The British Defence Equipment Sales Authority (DESA) said four decommissioned Royal Navy units, including the unique HMS Bristol, have been put up for sale. The Bristol belonged to Task Group 317.8 during the 1982 Falklands/Malvinas War. The three other vessels on sale are the frigates HMS Monmouth and HMS Montrose, and the minehunter HMS Walney.
The HMS Bristol's last assignment was to serve as a training and accommodation ship until 2020, for which she was moored in Portsmouth harbor. In this role, the Bristol welcomed up to 17,000 visitors a year for 50 weeks, including sea cadets, offering the closest thing to a maritime experience without leaving port.

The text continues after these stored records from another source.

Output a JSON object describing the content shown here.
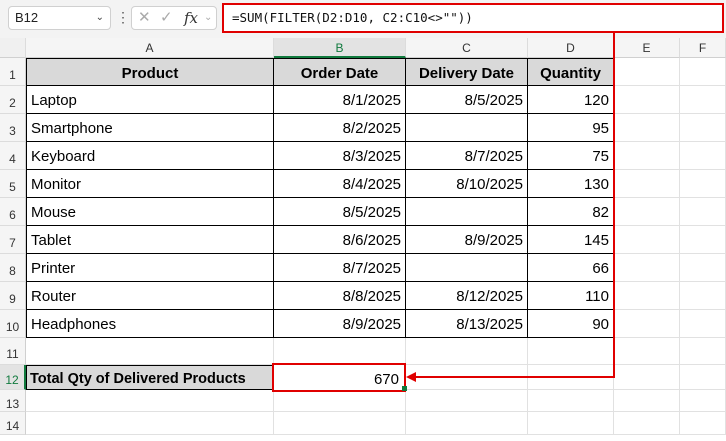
{
  "formula_bar": {
    "name_box": "B12",
    "formula": "=SUM(FILTER(D2:D10, C2:C10<>\"\"))",
    "fx_label": "fx"
  },
  "columns": [
    "A",
    "B",
    "C",
    "D",
    "E",
    "F"
  ],
  "rows": [
    "1",
    "2",
    "3",
    "4",
    "5",
    "6",
    "7",
    "8",
    "9",
    "10",
    "11",
    "12",
    "13",
    "14"
  ],
  "table": {
    "headers": [
      "Product",
      "Order Date",
      "Delivery Date",
      "Quantity"
    ],
    "rows": [
      [
        "Laptop",
        "8/1/2025",
        "8/5/2025",
        "120"
      ],
      [
        "Smartphone",
        "8/2/2025",
        "",
        "95"
      ],
      [
        "Keyboard",
        "8/3/2025",
        "8/7/2025",
        "75"
      ],
      [
        "Monitor",
        "8/4/2025",
        "8/10/2025",
        "130"
      ],
      [
        "Mouse",
        "8/5/2025",
        "",
        "82"
      ],
      [
        "Tablet",
        "8/6/2025",
        "8/9/2025",
        "145"
      ],
      [
        "Printer",
        "8/7/2025",
        "",
        "66"
      ],
      [
        "Router",
        "8/8/2025",
        "8/12/2025",
        "110"
      ],
      [
        "Headphones",
        "8/9/2025",
        "8/13/2025",
        "90"
      ]
    ]
  },
  "total": {
    "label": "Total Qty of Delivered Products",
    "value": "670"
  },
  "colors": {
    "highlight": "#e00000",
    "selection": "#117a3e",
    "header_fill": "#d9d9d9"
  }
}
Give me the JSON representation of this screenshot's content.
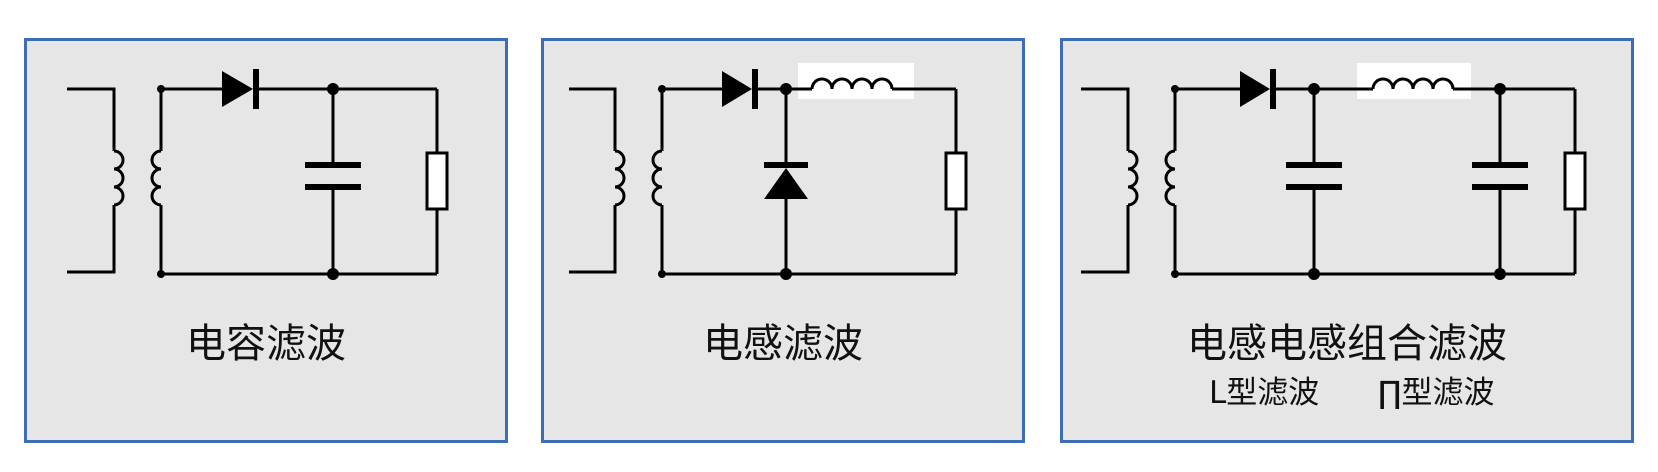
{
  "colors": {
    "panel_bg": "#e6e6e6",
    "panel_border": "#3d6db5",
    "wire": "#000000"
  },
  "panels": [
    {
      "title": "电容滤波",
      "components": [
        "transformer",
        "diode",
        "capacitor",
        "load-resistor"
      ]
    },
    {
      "title": "电感滤波",
      "components": [
        "transformer",
        "diode",
        "freewheel-diode",
        "inductor",
        "load-resistor"
      ]
    },
    {
      "title": "电感电感组合滤波",
      "subtitles": {
        "l_type": "L型滤波",
        "pi_type": "∏型滤波"
      },
      "components": [
        "transformer",
        "diode",
        "capacitor",
        "inductor",
        "capacitor",
        "load-resistor"
      ]
    }
  ]
}
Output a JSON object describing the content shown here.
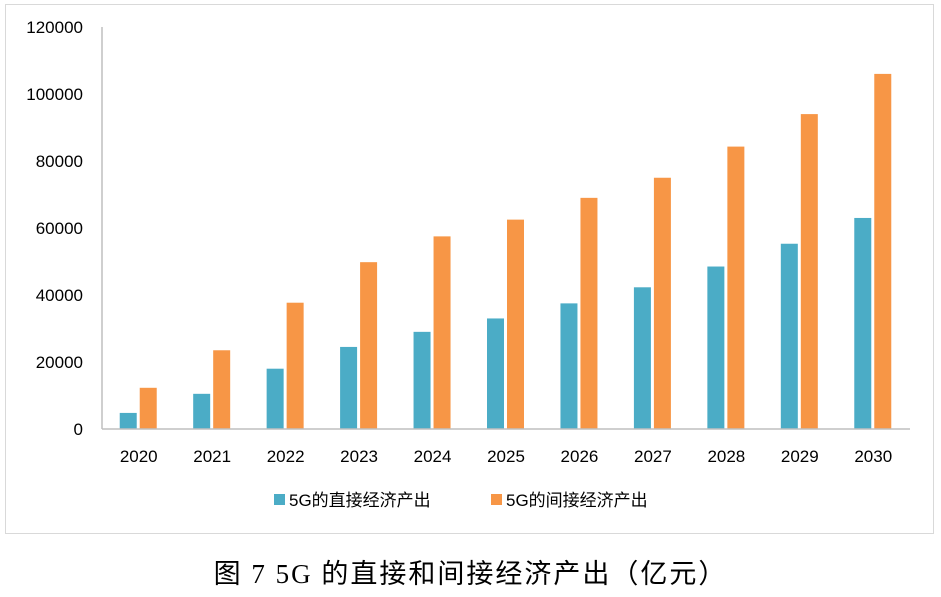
{
  "caption": "图 7 5G 的直接和间接经济产出（亿元）",
  "colors": {
    "direct": "#4bacc6",
    "indirect": "#f79646",
    "axis": "#bfbfbf",
    "frame": "#d9d9d9"
  },
  "chart_data": {
    "type": "bar",
    "title": "",
    "xlabel": "",
    "ylabel": "",
    "categories": [
      "2020",
      "2021",
      "2022",
      "2023",
      "2024",
      "2025",
      "2026",
      "2027",
      "2028",
      "2029",
      "2030"
    ],
    "series": [
      {
        "name": "5G的直接经济产出",
        "values": [
          4800,
          10500,
          18000,
          24500,
          29000,
          33000,
          37500,
          42300,
          48500,
          55300,
          63000
        ]
      },
      {
        "name": "5G的间接经济产出",
        "values": [
          12300,
          23500,
          37700,
          49800,
          57500,
          62500,
          69000,
          75000,
          84300,
          94000,
          106000
        ]
      }
    ],
    "ylim": [
      0,
      120000
    ],
    "yticks": [
      "0",
      "20000",
      "40000",
      "60000",
      "80000",
      "100000",
      "120000"
    ],
    "grid": false,
    "legend_position": "bottom"
  }
}
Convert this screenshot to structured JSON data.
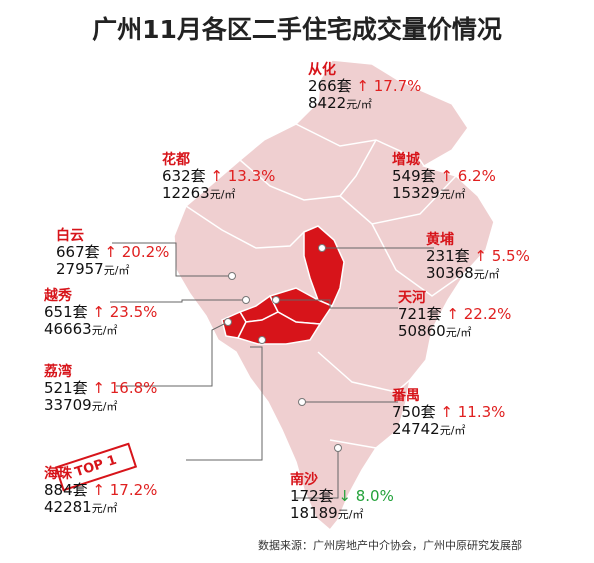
{
  "title": "广州11月各区二手住宅成交量价情况",
  "unit_count": "套",
  "unit_price": "元/㎡",
  "colors": {
    "base": "#efcfd0",
    "highlight": "#d7141a",
    "up": "#e02020",
    "down": "#23a23a"
  },
  "badge": "TOP 1",
  "source": "数据来源：广州房地产中介协会，广州中原研究发展部",
  "districts": [
    {
      "name": "从化",
      "count": "266",
      "arrow": "↑",
      "change": "17.7%",
      "price": "8422",
      "highlighted": false
    },
    {
      "name": "花都",
      "count": "632",
      "arrow": "↑",
      "change": "13.3%",
      "price": "12263",
      "highlighted": false
    },
    {
      "name": "增城",
      "count": "549",
      "arrow": "↑",
      "change": "6.2%",
      "price": "15329",
      "highlighted": false
    },
    {
      "name": "白云",
      "count": "667",
      "arrow": "↑",
      "change": "20.2%",
      "price": "27957",
      "highlighted": false
    },
    {
      "name": "黄埔",
      "count": "231",
      "arrow": "↑",
      "change": "5.5%",
      "price": "30368",
      "highlighted": true
    },
    {
      "name": "越秀",
      "count": "651",
      "arrow": "↑",
      "change": "23.5%",
      "price": "46663",
      "highlighted": true
    },
    {
      "name": "天河",
      "count": "721",
      "arrow": "↑",
      "change": "22.2%",
      "price": "50860",
      "highlighted": true
    },
    {
      "name": "荔湾",
      "count": "521",
      "arrow": "↑",
      "change": "16.8%",
      "price": "33709",
      "highlighted": true
    },
    {
      "name": "番禺",
      "count": "750",
      "arrow": "↑",
      "change": "11.3%",
      "price": "24742",
      "highlighted": false
    },
    {
      "name": "海珠",
      "count": "884",
      "arrow": "↑",
      "change": "17.2%",
      "price": "42281",
      "highlighted": true
    },
    {
      "name": "南沙",
      "count": "172",
      "arrow": "↓",
      "change": "8.0%",
      "price": "18189",
      "highlighted": false
    }
  ]
}
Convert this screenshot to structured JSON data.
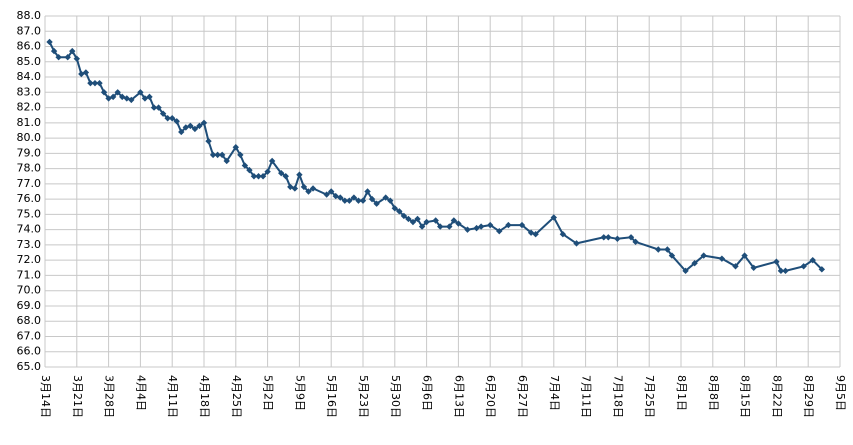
{
  "chart_data": {
    "type": "line",
    "color": "#1f4e79",
    "grid": true,
    "x": [
      "3月15日",
      "3月16日",
      "3月17日",
      "3月19日",
      "3月20日",
      "3月21日",
      "3月22日",
      "3月23日",
      "3月24日",
      "3月25日",
      "3月26日",
      "3月27日",
      "3月28日",
      "3月29日",
      "3月30日",
      "3月31日",
      "4月1日",
      "4月2日",
      "4月4日",
      "4月5日",
      "4月6日",
      "4月7日",
      "4月8日",
      "4月9日",
      "4月10日",
      "4月11日",
      "4月12日",
      "4月13日",
      "4月14日",
      "4月15日",
      "4月16日",
      "4月17日",
      "4月18日",
      "4月19日",
      "4月20日",
      "4月21日",
      "4月22日",
      "4月23日",
      "4月25日",
      "4月26日",
      "4月27日",
      "4月28日",
      "4月29日",
      "4月30日",
      "5月1日",
      "5月2日",
      "5月3日",
      "5月5日",
      "5月6日",
      "5月7日",
      "5月8日",
      "5月9日",
      "5月10日",
      "5月11日",
      "5月12日",
      "5月15日",
      "5月16日",
      "5月17日",
      "5月18日",
      "5月19日",
      "5月20日",
      "5月21日",
      "5月22日",
      "5月23日",
      "5月24日",
      "5月25日",
      "5月26日",
      "5月28日",
      "5月29日",
      "5月30日",
      "5月31日",
      "6月1日",
      "6月2日",
      "6月3日",
      "6月4日",
      "6月5日",
      "6月6日",
      "6月8日",
      "6月9日",
      "6月11日",
      "6月12日",
      "6月13日",
      "6月15日",
      "6月17日",
      "6月18日",
      "6月20日",
      "6月22日",
      "6月24日",
      "6月27日",
      "6月29日",
      "6月30日",
      "7月4日",
      "7月6日",
      "7月9日",
      "7月15日",
      "7月16日",
      "7月18日",
      "7月21日",
      "7月22日",
      "7月27日",
      "7月29日",
      "7月30日",
      "8月2日",
      "8月4日",
      "8月6日",
      "8月10日",
      "8月13日",
      "8月15日",
      "8月17日",
      "8月22日",
      "8月23日",
      "8月24日",
      "8月28日",
      "8月30日",
      "9月1日"
    ],
    "values": [
      86.3,
      85.7,
      85.3,
      85.3,
      85.7,
      85.2,
      84.2,
      84.3,
      83.6,
      83.6,
      83.6,
      83.0,
      82.6,
      82.7,
      83.0,
      82.7,
      82.6,
      82.5,
      83.0,
      82.6,
      82.7,
      82.0,
      82.0,
      81.6,
      81.3,
      81.3,
      81.1,
      80.4,
      80.7,
      80.8,
      80.6,
      80.8,
      81.0,
      79.8,
      78.9,
      78.9,
      78.9,
      78.5,
      79.4,
      78.9,
      78.2,
      77.9,
      77.5,
      77.5,
      77.5,
      77.8,
      78.5,
      77.7,
      77.5,
      76.8,
      76.7,
      77.6,
      76.8,
      76.5,
      76.7,
      76.3,
      76.5,
      76.2,
      76.1,
      75.9,
      75.9,
      76.1,
      75.9,
      75.9,
      76.5,
      76.0,
      75.7,
      76.1,
      75.9,
      75.4,
      75.2,
      74.9,
      74.7,
      74.5,
      74.7,
      74.2,
      74.5,
      74.6,
      74.2,
      74.2,
      74.6,
      74.4,
      74.0,
      74.1,
      74.2,
      74.3,
      73.9,
      74.3,
      74.3,
      73.8,
      73.7,
      74.8,
      73.7,
      73.1,
      73.5,
      73.5,
      73.4,
      73.5,
      73.2,
      72.7,
      72.7,
      72.3,
      71.3,
      71.8,
      72.3,
      72.1,
      71.6,
      72.3,
      71.5,
      71.9,
      71.3,
      71.3,
      71.6,
      72.0,
      71.4
    ],
    "xlim": [
      "3月14日",
      "9月5日"
    ],
    "xticks": [
      "3月14日",
      "3月21日",
      "3月28日",
      "4月4日",
      "4月11日",
      "4月18日",
      "4月25日",
      "5月2日",
      "5月9日",
      "5月16日",
      "5月23日",
      "5月30日",
      "6月6日",
      "6月13日",
      "6月20日",
      "6月27日",
      "7月4日",
      "7月11日",
      "7月18日",
      "7月25日",
      "8月1日",
      "8月8日",
      "8月15日",
      "8月22日",
      "8月29日",
      "9月5日"
    ],
    "ylim": [
      65,
      88
    ],
    "yticks": [
      {
        "value": 65,
        "label": "65.0"
      },
      {
        "value": 66,
        "label": "66.0"
      },
      {
        "value": 67,
        "label": "67.0"
      },
      {
        "value": 68,
        "label": "68.0"
      },
      {
        "value": 69,
        "label": "69.0"
      },
      {
        "value": 70,
        "label": "70.0"
      },
      {
        "value": 71,
        "label": "71.0"
      },
      {
        "value": 72,
        "label": "72.0"
      },
      {
        "value": 73,
        "label": "73.0"
      },
      {
        "value": 74,
        "label": "74.0"
      },
      {
        "value": 75,
        "label": "75.0"
      },
      {
        "value": 76,
        "label": "76.0"
      },
      {
        "value": 77,
        "label": "77.0"
      },
      {
        "value": 78,
        "label": "78.0"
      },
      {
        "value": 79,
        "label": "79.0"
      },
      {
        "value": 80,
        "label": "80.0"
      },
      {
        "value": 81,
        "label": "81.0"
      },
      {
        "value": 82,
        "label": "82.0"
      },
      {
        "value": 83,
        "label": "83.0"
      },
      {
        "value": 84,
        "label": "84.0"
      },
      {
        "value": 85,
        "label": "85.0"
      },
      {
        "value": 86,
        "label": "86.0"
      },
      {
        "value": 87,
        "label": "87.0"
      },
      {
        "value": 88,
        "label": "88.0"
      }
    ]
  }
}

In 2011, the Bristol was refitted on Tyneside by A&P Group at Hebburn and was decommissioned in October 2020, after 47 years of service.
In 1982, the so-called Bristol Group set sail between May 10 and 12. It was made up of Type 42 destroyers HMS Cardiff and HMS Exeter, Type 21 frigates HMS Avenger, HMS Active, HMS Ambuscade, and the Leander class frigates HMS Penelope, HMS Minerva, and HMS Andromeda.
Once in the South Atlantic, the Bristol joined Task Force 317.8, recording Sea Dart missile launches with no shoot-downs. Its role as an anti-aircraft defense ship gained importance with the sinking of HMS Coventry on May 25.
When the aircraft carrier Hermes returned to the UK, Bristol took over as flagship until Sept. 17 under Vice Admiral Derek Reffell. She returned to the UK after being relieved by the carrier HMS Illustrious. Bristol was suitable as a flagship as she was large enough to host the extra staff members for this role.
The HMS Bristol was intended to be the first of a class of large destroyers to escort the CVA-01 aircraft carriers in the early 1970s but the rest of the class and the CVA-01 carriers were canceled due to spending cuts. HMS Bristol was launched in 1969, with four new weapons and electronics systems.
By the late 1980s, the ship was already becoming increasingly outdated. She was converted into a training ship in 1987. In 1991, she suffered a boiler explosion that damaged the vessel beyond economical repair.
Bristol's role as a training ship ceased on 28 Oct. 2020. The HMS Bristol Preservation Society is campaigning to save the Bristol as a museum ship. A petition created in 2020 on Change.org has garnered over 11,000 signatories.